President Barack Obama announced new U.S. sanctions on
Tuesday against foreign banks that help Iran sell its oil, efforts that he said
would increase pressure on Tehran for failing to meet its international nuclear
obligations.
Obama's decision, in an executive order, came ahead of
congressional votes on new sanctions intended to further strip Iran of its
oil-related revenues. It also followed criticism from Republican presidential
challenger Mitt Romney that the White House is failing to act strongly enough
to stop Iran's suspected pursuit of a nuclear weapon.

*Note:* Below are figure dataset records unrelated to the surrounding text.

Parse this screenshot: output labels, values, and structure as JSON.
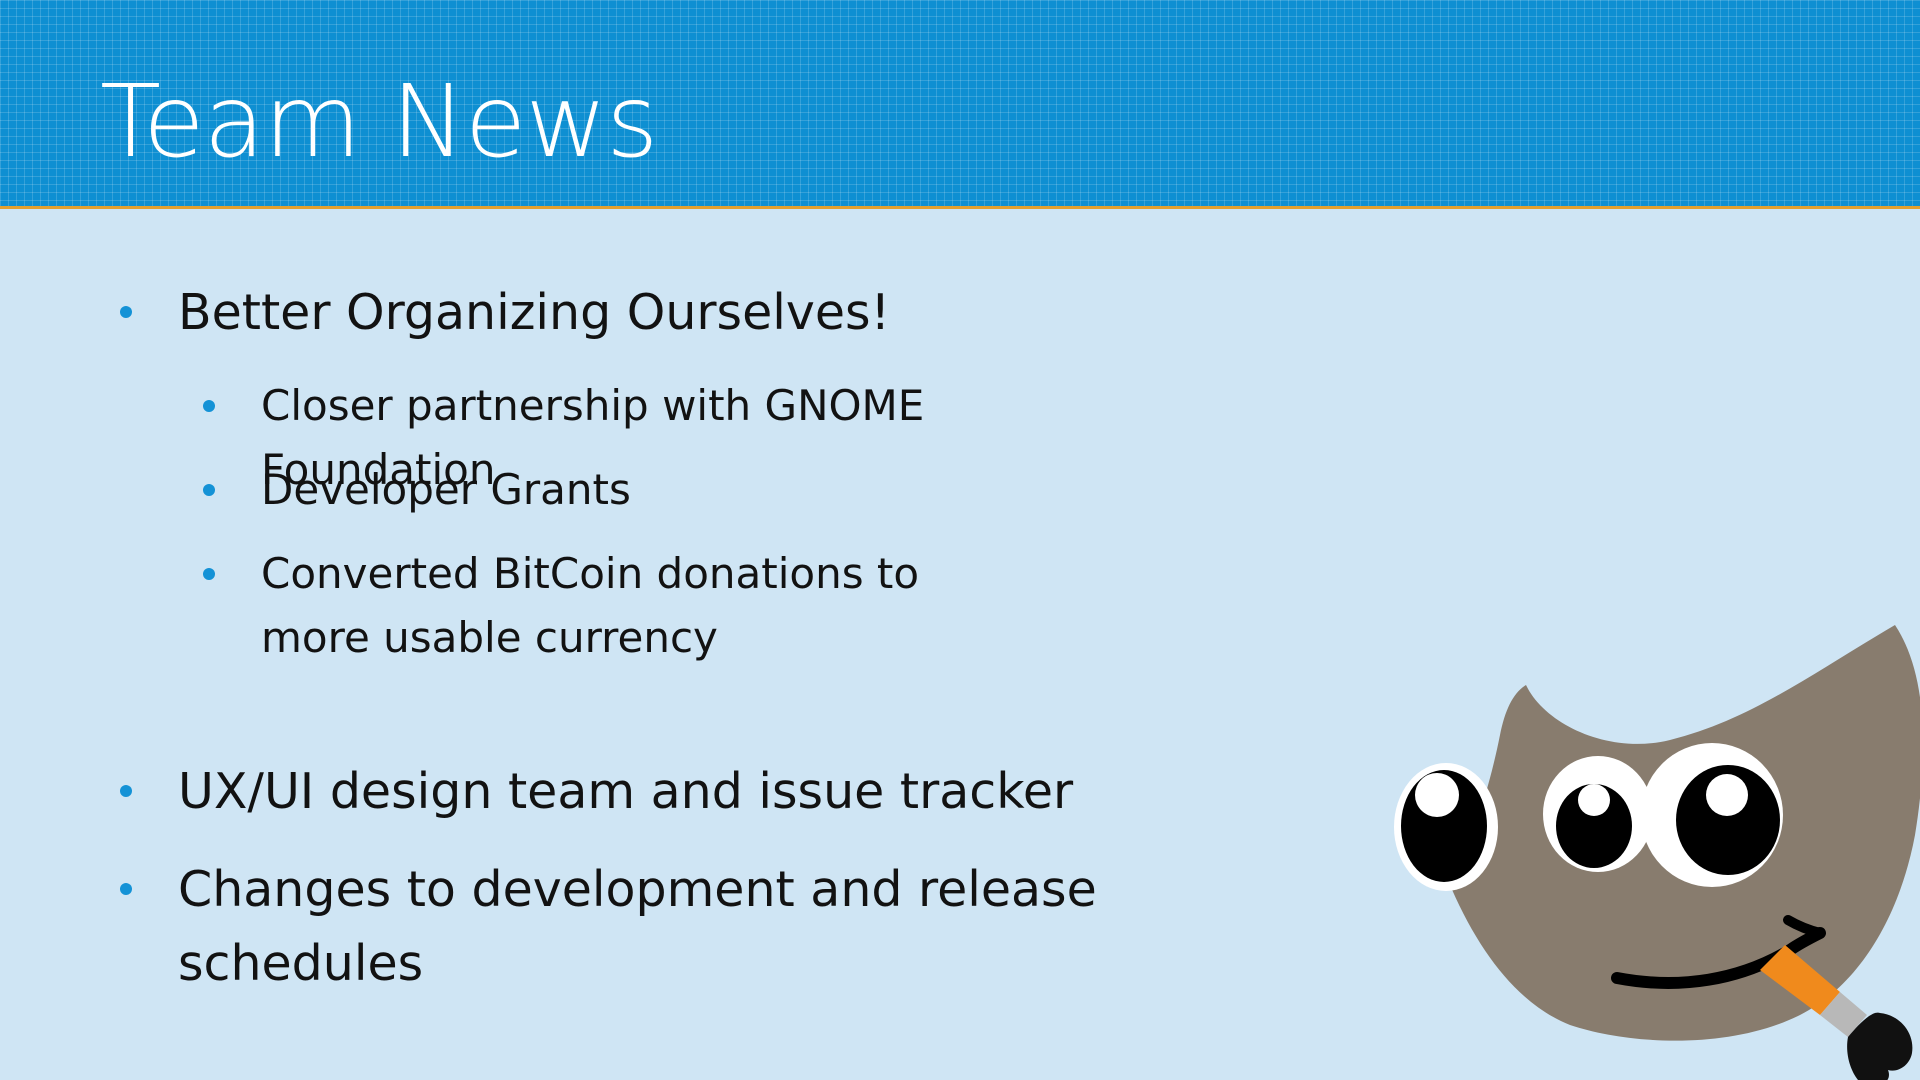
{
  "slide": {
    "title": "Team News"
  },
  "bullets": [
    {
      "level": 1,
      "text": "Better Organizing Ourselves!"
    },
    {
      "level": 2,
      "text": "Closer partnership with GNOME Foundation"
    },
    {
      "level": 2,
      "text": "Developer Grants"
    },
    {
      "level": 2,
      "text": "Converted BitCoin donations to more usable currency"
    },
    {
      "level": 1,
      "text": "UX/UI design team and issue tracker"
    },
    {
      "level": 1,
      "text": "Changes to development and release schedules"
    }
  ],
  "colors": {
    "header_blue": "#0e8fd2",
    "background": "#cfe5f4",
    "accent_line": "#e3a02f",
    "bullet_blue": "#1492d6",
    "text": "#121212"
  },
  "mascot": {
    "icon": "gimp-wilber-mascot-icon"
  }
}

In a statement, Obama said the United States remained
committed to finding a diplomatic resolution to the standoff with Tehran but
was committed "to hold the Iranian government accountable for its
actions."
"If the Iranian government continues its defiance, there
should be no doubt that the United States and our partners will continue to
impose increasing consequences," he said.
Obama's new sanctions target foreign banks that handle
transactions for Iranian oil or handle large transactions from the National
Iranian Oil Company (NIOC) or Naftiran Intertrade Company (NICO), two key
players in Iran's oil trade.
The order also targets China's Bank of Kunlun and Iraq's Elaf
Islamic Bank for providing services to Iranian banks.
The new measures will help curb Iran's efforts to evade U.S.
banking and oil sanctions, said Mark Dubowitz, head of the non-profit group
Foundation for Defense of Democracies, which pushes for tough sanctions on
Iran.
But he said more steps are needed to blacklist Iran's energy
sector and require countries to further cut their oil purchases.